Over time, the value we get from a piece of software generally increases. The software matures. There are more features and, hopefully, fewer bugs. More importantly, we simply use it better. It’s fully deployed. We’ve figured out where and why to use it in our organization. Once we’ve been in production for a couple of years, it’s like any other relationship. We may look wistfully at some green grass on the other side of the fence every now and then, but we’re happy with the devil we know.
Not so for security software. We often buy a point product that addresses a specific threat that we’re concerned about. After a few months of shopping we find exactly the thing we’re looking for. We test it and it’s perfect. It absolutely lowers our exposure against the threat. We deploy it and other than some bugs and deployment challenges, it’s great. But then something happens. Unlike other forms of software, security software doesn’t get better with age. It’s not wine, it’s vinegar.
The software hasn’t changed; it’s the world around it. Hackers are in the business of finding a way around your defenses. Put up a fence, they dig under it. Dig a moat, they build a raft. It’s a cat and mouse effect.
I’ve had customers ask me, “Can you do me a favor? This great thing you just sold me, can you stop selling it? Once everyone has it, it’ll be useless.”
The issue is very clear with signature-based security today. Once there’s a signature, the hackers obfuscate the attack and move on, thus making a new signature. Signature-based defenses find themselves crushed between two market forces. One, there are so many new attacks that maintaining signature databases becomes a more expensive process with each passing day. Two, signatures are less and less useful as hackers simply make new ones up. Net, these products are charging more to deliver less.

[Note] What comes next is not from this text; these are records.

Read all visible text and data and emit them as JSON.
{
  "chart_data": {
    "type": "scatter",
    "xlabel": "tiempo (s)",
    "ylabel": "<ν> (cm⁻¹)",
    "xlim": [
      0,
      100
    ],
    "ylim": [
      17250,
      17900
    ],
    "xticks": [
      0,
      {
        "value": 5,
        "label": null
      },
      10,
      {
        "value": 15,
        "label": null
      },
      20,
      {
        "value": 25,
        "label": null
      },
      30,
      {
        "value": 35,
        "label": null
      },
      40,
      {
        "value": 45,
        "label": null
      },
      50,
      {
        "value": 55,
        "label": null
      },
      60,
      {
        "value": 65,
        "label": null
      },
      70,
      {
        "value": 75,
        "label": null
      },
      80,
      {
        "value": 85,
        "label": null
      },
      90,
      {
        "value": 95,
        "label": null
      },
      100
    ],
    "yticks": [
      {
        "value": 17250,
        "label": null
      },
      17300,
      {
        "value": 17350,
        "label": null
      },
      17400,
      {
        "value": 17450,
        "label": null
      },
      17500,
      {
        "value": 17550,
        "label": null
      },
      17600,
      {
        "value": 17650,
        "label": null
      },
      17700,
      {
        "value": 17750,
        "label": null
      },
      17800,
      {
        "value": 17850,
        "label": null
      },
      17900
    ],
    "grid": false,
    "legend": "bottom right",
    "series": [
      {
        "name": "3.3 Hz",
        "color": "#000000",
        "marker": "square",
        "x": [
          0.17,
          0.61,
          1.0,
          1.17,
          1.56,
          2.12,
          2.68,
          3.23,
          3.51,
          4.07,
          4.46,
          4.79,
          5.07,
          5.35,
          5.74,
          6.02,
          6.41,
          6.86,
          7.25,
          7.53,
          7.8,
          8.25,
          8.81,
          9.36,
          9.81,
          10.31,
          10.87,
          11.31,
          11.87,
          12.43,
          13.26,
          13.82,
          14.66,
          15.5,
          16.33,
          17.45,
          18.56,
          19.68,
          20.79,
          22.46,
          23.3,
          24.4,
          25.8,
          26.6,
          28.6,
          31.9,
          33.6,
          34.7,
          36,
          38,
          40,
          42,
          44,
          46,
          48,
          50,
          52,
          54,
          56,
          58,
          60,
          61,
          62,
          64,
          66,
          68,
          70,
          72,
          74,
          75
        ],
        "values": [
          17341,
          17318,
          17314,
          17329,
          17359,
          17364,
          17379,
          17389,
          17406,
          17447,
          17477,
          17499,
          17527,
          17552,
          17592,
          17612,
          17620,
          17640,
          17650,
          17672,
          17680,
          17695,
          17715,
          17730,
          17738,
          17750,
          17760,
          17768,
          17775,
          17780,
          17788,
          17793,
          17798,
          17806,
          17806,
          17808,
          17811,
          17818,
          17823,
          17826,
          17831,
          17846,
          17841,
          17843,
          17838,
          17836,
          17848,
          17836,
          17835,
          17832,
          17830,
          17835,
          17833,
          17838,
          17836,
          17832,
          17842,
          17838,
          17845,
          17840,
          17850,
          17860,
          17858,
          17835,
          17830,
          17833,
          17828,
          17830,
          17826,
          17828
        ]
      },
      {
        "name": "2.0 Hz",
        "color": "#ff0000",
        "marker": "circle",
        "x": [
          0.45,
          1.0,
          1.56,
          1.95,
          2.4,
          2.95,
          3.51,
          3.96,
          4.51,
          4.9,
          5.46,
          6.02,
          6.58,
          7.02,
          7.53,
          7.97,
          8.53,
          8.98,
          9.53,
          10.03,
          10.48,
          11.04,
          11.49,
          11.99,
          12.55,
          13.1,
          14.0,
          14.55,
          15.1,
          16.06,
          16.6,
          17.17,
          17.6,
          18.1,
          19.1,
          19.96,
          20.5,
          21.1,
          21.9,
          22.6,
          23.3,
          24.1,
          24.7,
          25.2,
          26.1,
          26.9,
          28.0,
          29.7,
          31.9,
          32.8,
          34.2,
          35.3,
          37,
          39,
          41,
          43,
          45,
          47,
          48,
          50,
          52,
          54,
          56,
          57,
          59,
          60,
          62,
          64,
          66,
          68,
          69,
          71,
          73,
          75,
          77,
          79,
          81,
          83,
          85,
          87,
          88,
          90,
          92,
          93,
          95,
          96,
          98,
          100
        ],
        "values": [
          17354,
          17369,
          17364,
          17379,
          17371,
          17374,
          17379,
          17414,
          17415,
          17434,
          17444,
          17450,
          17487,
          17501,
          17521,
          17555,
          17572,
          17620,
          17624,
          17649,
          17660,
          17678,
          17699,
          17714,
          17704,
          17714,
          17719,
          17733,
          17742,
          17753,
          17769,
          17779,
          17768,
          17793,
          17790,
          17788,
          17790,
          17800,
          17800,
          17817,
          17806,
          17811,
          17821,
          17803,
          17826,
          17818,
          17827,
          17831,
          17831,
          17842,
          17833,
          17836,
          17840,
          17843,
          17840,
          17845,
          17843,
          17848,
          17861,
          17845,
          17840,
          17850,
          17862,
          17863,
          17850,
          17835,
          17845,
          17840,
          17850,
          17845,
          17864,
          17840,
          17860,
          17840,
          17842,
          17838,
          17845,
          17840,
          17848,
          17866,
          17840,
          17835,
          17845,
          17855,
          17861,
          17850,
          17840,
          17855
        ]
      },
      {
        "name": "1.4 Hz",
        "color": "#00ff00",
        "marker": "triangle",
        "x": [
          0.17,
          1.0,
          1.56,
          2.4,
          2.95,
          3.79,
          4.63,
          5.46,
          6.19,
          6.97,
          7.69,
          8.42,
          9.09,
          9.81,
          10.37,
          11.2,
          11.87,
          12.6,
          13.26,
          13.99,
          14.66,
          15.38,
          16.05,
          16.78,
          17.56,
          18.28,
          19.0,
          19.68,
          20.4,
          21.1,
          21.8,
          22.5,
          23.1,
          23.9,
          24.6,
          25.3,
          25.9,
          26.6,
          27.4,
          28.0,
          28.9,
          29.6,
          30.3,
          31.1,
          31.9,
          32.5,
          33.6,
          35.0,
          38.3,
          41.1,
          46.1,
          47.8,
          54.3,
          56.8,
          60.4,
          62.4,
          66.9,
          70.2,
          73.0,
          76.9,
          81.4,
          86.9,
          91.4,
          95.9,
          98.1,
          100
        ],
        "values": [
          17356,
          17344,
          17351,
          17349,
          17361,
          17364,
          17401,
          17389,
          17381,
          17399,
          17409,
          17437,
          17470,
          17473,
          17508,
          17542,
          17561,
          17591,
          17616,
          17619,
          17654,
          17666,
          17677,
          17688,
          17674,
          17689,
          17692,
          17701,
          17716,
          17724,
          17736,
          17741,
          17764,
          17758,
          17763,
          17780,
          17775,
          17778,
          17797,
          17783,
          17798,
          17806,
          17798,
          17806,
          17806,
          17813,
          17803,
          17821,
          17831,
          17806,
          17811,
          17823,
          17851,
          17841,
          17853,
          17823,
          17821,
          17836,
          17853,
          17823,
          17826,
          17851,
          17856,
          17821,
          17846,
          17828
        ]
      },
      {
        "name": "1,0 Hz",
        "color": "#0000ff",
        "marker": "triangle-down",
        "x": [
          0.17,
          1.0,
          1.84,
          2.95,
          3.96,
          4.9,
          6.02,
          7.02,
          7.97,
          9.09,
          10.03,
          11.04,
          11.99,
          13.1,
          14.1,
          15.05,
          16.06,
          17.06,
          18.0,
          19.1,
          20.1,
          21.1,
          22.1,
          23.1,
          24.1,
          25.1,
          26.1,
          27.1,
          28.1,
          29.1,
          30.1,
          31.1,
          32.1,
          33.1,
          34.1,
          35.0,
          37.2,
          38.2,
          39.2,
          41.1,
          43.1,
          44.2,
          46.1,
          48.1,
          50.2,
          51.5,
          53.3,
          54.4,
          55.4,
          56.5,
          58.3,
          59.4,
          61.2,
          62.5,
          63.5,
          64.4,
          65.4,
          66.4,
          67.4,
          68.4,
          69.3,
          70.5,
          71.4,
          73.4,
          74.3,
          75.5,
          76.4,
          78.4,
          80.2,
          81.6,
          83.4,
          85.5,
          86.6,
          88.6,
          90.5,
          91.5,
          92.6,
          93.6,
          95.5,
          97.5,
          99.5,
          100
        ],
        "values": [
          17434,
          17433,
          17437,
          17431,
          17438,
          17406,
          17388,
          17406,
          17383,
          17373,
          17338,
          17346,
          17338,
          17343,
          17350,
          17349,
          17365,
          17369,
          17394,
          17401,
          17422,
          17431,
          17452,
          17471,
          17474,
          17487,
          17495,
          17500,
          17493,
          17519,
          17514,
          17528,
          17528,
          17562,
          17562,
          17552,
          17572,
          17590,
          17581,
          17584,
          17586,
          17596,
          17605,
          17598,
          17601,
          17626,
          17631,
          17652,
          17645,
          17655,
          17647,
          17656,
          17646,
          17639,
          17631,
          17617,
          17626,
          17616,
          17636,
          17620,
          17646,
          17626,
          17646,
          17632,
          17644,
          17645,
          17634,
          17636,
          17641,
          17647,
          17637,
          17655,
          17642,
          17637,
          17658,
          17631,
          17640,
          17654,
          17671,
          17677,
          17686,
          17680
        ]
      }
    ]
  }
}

This is all well and good as observations go, but what do we do about it? Unfortunately, from a tactical perspective, not much. When you find yourself in a war of escalation with an adversary, it’s challenging. They bring a knife. You bring a knife. They show up with a gun, you get a gun. Bazooka’s today? All righty then, bazookas it is. Certainly not the best long-term strategy, but there’s no sense bringing a knife to a bazooka fight.
On many levels, we’re best served staying agile, and bringing the best defenses to bear as fast as we can. Let’s get our bazookas ready before the bad guys show up with them.
Knowing that it’s a war of escalation can help us make better strategic decisions though. As we evaluate each new defense, it pays to consider the potential longevity of the tool. Some tools, like patch management, provide good long-term value. They solve a fundamental problem that won’t go away soon. Other tools are purpose built to stop a specific attack. These will likely be less useful over time.
Let’s compare three strategies:
1. Aggressive - Buy cutting edge tools as soon as they are available.
Well covered against new attacks, but it’s expensive, both in dollars and the operational costs of deploying new technologies constantly.
2. Conservative - Focus on fundamentals like patch management but stay away from cutting edge products.
Inexpensive, but vulnerable to new attack vectors.
3. Slow Follower - Wait until new technologies are out for a year or two and prove themselves.
This is mostly downside to me. You’re still buying the same tools, so you’re spending the same amount in the end as the aggressive strategy. You’re just buying them later in their lifecycle, so they’re inherently less useful. And you’re exposed to the attack vector during your lag period, which is probably during the height of its popularity with hackers.
Obviously, no company’s strategy can be summed up in one word. My recommendation is to start with fundamentals and always look first to solutions that will still be useful in years to come. Make decisions on cutting edge products sparingly but be prepared to do it early to get the best value.